DEMOCRATIC BACKSLIDING - NARROW GOVERNING MECHANISMS
Democratic backsliding occurs when policy is deployed at scale, and where the information directing policy, as well as the policy outcome, consistently privileges political and financial interests. Excess power and influence aren’t something that pops up by surprise, power is mediated by financial resources, access to the corridors of power and a receptive government culture. Power exerts influence at multiple scales and is shaped across time as relationships with powerful (and resourced) interests are nurtured to co-evolve.
When legislation concerns the governance of science and/or technology – such as medicine, biotechnologies and newer digital technologies, all too frequently, there is a narrowing of governance obligations.

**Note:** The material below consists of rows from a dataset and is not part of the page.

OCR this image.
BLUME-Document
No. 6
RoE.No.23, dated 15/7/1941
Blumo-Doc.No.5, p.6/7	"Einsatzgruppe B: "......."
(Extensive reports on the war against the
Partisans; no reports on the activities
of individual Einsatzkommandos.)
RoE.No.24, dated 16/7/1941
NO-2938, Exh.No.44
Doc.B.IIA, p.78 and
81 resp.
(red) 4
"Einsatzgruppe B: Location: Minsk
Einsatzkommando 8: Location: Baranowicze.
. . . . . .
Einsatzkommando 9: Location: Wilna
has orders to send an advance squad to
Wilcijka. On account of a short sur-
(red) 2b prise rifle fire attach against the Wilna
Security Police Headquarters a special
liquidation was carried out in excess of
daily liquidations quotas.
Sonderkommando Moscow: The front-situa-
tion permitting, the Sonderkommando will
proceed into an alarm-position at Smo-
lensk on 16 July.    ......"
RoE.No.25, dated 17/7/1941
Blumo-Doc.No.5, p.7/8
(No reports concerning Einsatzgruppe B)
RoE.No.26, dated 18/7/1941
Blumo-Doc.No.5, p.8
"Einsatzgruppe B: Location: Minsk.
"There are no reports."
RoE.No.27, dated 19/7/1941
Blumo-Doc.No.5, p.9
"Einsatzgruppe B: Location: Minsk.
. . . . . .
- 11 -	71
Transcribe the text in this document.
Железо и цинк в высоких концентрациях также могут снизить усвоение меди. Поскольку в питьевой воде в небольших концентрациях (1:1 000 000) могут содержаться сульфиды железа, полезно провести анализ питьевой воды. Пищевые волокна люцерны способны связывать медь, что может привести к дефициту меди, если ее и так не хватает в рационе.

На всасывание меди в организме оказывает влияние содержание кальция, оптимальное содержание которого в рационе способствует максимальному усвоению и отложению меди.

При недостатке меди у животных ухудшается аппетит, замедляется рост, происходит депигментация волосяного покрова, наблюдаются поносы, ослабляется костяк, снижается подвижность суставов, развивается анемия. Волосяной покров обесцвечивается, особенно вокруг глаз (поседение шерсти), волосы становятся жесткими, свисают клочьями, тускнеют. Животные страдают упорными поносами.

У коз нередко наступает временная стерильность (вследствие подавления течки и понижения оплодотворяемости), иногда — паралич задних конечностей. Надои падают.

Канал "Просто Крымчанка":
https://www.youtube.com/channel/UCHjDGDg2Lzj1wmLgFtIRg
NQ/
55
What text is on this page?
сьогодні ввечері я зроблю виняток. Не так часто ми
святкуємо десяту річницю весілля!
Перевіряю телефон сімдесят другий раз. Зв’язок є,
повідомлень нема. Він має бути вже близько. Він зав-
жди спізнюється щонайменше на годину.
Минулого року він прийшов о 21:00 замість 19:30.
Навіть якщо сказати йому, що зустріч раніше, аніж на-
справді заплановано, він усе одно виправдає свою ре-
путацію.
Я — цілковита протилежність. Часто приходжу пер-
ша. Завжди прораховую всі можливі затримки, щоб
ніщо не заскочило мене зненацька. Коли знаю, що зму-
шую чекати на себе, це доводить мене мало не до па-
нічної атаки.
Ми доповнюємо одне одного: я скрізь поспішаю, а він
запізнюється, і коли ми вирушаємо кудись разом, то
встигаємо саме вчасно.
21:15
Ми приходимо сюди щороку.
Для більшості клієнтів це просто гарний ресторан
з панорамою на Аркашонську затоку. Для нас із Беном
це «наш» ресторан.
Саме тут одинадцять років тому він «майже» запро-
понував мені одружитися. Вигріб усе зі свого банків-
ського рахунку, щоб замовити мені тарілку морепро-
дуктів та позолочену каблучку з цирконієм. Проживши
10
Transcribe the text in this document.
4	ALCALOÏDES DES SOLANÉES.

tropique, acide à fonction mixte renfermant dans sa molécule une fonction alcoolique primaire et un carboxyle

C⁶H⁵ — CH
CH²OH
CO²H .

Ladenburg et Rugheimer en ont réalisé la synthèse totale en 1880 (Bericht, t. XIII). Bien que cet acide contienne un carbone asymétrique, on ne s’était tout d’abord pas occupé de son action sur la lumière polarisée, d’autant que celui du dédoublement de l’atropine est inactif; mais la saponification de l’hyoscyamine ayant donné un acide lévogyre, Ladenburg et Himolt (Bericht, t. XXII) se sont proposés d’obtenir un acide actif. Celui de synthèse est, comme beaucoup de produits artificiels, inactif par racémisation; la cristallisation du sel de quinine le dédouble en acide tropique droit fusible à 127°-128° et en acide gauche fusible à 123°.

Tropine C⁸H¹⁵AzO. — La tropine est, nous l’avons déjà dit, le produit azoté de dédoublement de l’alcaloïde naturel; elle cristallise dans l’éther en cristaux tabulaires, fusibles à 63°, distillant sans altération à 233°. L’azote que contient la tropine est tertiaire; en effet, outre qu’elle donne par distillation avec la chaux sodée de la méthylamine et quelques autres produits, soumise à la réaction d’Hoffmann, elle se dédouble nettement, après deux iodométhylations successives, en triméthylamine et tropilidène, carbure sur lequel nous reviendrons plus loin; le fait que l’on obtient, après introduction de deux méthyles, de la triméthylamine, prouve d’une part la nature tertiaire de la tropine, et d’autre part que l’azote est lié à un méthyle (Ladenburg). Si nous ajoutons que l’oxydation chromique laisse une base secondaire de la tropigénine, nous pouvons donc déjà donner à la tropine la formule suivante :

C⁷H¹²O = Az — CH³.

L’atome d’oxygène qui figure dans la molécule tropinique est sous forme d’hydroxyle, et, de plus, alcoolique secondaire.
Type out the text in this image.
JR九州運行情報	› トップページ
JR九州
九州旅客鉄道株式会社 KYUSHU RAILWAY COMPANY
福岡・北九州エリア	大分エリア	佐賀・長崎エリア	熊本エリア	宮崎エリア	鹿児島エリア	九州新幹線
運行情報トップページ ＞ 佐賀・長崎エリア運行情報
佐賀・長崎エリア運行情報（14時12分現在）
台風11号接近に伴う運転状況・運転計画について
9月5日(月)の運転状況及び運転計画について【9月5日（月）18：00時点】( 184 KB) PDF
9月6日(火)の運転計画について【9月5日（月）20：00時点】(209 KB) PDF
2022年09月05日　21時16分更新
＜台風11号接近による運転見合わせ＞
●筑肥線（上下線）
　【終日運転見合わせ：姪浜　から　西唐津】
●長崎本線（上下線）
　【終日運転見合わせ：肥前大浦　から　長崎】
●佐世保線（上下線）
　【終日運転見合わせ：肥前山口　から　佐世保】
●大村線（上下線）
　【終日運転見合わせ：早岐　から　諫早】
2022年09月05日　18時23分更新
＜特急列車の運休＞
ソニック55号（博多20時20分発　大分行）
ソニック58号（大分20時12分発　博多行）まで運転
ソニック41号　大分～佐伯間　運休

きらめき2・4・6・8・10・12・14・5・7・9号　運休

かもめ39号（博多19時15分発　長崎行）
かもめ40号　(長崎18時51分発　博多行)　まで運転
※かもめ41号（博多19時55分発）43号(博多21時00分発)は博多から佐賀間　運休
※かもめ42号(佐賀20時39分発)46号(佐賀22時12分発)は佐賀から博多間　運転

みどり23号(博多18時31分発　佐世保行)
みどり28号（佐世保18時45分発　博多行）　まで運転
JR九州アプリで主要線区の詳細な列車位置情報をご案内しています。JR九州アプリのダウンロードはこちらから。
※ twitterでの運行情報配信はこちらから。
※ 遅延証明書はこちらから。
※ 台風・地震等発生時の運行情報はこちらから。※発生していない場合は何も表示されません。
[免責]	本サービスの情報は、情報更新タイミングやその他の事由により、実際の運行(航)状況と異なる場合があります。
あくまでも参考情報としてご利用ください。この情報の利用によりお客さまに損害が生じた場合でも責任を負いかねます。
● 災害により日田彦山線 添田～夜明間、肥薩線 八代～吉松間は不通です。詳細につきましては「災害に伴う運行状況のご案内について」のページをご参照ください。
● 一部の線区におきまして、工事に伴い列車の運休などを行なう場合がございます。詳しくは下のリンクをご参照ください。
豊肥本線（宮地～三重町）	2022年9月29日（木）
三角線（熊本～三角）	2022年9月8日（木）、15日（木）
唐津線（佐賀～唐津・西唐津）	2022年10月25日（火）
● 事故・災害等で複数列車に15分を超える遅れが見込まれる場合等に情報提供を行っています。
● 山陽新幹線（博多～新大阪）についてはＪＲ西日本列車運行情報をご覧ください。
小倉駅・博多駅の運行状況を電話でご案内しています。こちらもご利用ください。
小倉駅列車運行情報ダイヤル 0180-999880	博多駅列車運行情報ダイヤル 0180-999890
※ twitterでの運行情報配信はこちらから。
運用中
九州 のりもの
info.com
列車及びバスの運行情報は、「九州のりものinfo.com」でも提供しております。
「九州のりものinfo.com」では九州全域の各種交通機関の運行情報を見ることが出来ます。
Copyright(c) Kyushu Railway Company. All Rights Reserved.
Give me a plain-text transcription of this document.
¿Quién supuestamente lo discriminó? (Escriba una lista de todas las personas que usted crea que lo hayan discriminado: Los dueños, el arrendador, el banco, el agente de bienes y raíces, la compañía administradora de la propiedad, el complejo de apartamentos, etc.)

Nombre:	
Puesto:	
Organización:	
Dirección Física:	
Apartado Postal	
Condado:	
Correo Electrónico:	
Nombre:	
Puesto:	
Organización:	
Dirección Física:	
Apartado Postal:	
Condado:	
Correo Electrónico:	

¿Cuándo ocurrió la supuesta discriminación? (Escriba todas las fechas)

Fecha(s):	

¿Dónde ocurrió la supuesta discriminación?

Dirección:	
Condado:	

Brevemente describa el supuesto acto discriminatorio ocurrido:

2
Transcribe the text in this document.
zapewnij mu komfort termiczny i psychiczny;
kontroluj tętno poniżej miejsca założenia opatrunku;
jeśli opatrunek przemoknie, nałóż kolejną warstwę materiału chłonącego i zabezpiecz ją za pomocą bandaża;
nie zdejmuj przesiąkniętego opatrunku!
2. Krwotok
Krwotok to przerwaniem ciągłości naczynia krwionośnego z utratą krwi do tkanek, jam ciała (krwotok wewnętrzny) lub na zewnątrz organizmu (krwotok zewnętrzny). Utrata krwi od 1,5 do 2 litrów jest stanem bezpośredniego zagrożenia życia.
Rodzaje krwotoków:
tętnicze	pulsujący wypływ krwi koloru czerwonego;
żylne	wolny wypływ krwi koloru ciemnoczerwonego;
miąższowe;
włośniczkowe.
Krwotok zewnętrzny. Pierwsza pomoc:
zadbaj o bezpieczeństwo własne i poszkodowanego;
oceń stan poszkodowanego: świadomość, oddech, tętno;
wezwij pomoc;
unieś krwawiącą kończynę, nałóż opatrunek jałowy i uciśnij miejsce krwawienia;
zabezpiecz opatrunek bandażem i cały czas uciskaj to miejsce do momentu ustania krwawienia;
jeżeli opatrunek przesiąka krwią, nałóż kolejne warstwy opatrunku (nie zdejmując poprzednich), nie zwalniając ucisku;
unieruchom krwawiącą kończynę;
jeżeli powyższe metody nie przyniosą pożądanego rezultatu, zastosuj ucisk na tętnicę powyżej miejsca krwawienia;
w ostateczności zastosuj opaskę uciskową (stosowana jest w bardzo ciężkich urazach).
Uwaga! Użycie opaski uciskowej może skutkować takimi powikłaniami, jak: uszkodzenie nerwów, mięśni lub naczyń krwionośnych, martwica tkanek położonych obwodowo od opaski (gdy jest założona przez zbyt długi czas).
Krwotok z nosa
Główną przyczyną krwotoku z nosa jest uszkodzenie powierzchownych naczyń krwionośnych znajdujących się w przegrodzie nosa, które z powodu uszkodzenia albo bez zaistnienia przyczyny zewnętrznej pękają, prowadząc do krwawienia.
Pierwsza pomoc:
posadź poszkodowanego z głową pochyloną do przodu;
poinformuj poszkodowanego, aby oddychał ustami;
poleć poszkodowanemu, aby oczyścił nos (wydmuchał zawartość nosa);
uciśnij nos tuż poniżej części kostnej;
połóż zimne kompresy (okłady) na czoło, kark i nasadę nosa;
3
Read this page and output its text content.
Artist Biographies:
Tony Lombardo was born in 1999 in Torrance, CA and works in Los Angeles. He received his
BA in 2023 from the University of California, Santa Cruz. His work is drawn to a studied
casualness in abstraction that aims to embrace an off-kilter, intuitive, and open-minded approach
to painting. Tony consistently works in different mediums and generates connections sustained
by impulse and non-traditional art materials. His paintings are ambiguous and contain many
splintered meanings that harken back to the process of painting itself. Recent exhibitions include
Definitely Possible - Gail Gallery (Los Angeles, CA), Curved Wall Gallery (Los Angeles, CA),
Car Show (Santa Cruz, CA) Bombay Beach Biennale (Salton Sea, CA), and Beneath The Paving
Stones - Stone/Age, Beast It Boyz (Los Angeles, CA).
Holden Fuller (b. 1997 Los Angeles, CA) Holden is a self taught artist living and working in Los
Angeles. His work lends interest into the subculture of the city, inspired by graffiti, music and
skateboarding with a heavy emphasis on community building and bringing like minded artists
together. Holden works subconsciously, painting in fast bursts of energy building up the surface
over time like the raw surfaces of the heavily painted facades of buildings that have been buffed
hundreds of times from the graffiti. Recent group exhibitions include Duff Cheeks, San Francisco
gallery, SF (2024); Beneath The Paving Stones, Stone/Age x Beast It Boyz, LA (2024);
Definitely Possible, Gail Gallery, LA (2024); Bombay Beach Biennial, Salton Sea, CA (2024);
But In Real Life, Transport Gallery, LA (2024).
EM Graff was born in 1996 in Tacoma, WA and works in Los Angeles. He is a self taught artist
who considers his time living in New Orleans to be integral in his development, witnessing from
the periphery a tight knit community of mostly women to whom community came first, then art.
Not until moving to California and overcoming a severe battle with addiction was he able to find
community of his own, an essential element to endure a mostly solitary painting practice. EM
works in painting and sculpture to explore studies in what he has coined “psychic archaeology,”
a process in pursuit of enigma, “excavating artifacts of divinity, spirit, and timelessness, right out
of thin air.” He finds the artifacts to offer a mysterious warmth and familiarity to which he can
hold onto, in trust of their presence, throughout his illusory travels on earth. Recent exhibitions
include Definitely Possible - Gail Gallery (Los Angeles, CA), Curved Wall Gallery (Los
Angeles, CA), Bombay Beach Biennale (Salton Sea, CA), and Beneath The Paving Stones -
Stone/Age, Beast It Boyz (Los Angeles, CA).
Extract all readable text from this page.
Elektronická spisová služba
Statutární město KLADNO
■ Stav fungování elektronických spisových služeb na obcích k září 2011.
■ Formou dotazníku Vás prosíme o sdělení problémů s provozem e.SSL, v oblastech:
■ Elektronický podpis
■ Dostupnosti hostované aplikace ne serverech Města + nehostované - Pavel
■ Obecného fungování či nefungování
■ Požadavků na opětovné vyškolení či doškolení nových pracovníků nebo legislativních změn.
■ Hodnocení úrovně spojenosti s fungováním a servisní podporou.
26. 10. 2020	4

Far too often it is the stakeholders - the IP owners - their lobbyist affiliates - who are involved in policy development and then supply of information and evidence that supports deployment of their technologies.
When legislation fails to require officials to anticipate and address built in wickedness, the opacity of risk that is unseen, the distinct conflicts of interest - it fails in the public interest.
How and what governments value is closely associated with the ‘scope’ established by the construction of a new Parliamentary Bill, or by the Terms of Reference that guide decision-making committees. If the expertise of the committees are narrow in focus the policy will likely be narrowly crafted also.
Interdisciplinary evidence that might promote uncertainty can then be excluded, because it’s not a statutory obligation. Claims by publics concerned about ethical, and anticipatory rights-based issues can then be excluded, because they’re ‘not in scope’.
Downshifting of principles and purposes, remove the ethical and moral baselines that help us deal with uncertainty and complexity. Uncertainty demands that we take time to judge what we value. Biometric identification systems have dual purpose potential, and they are susceptible to function creep. Without restrictions on how much data will be gathered, it becomes impossible to determine the long-term impact of these systems, particularly when they risk people’s rights.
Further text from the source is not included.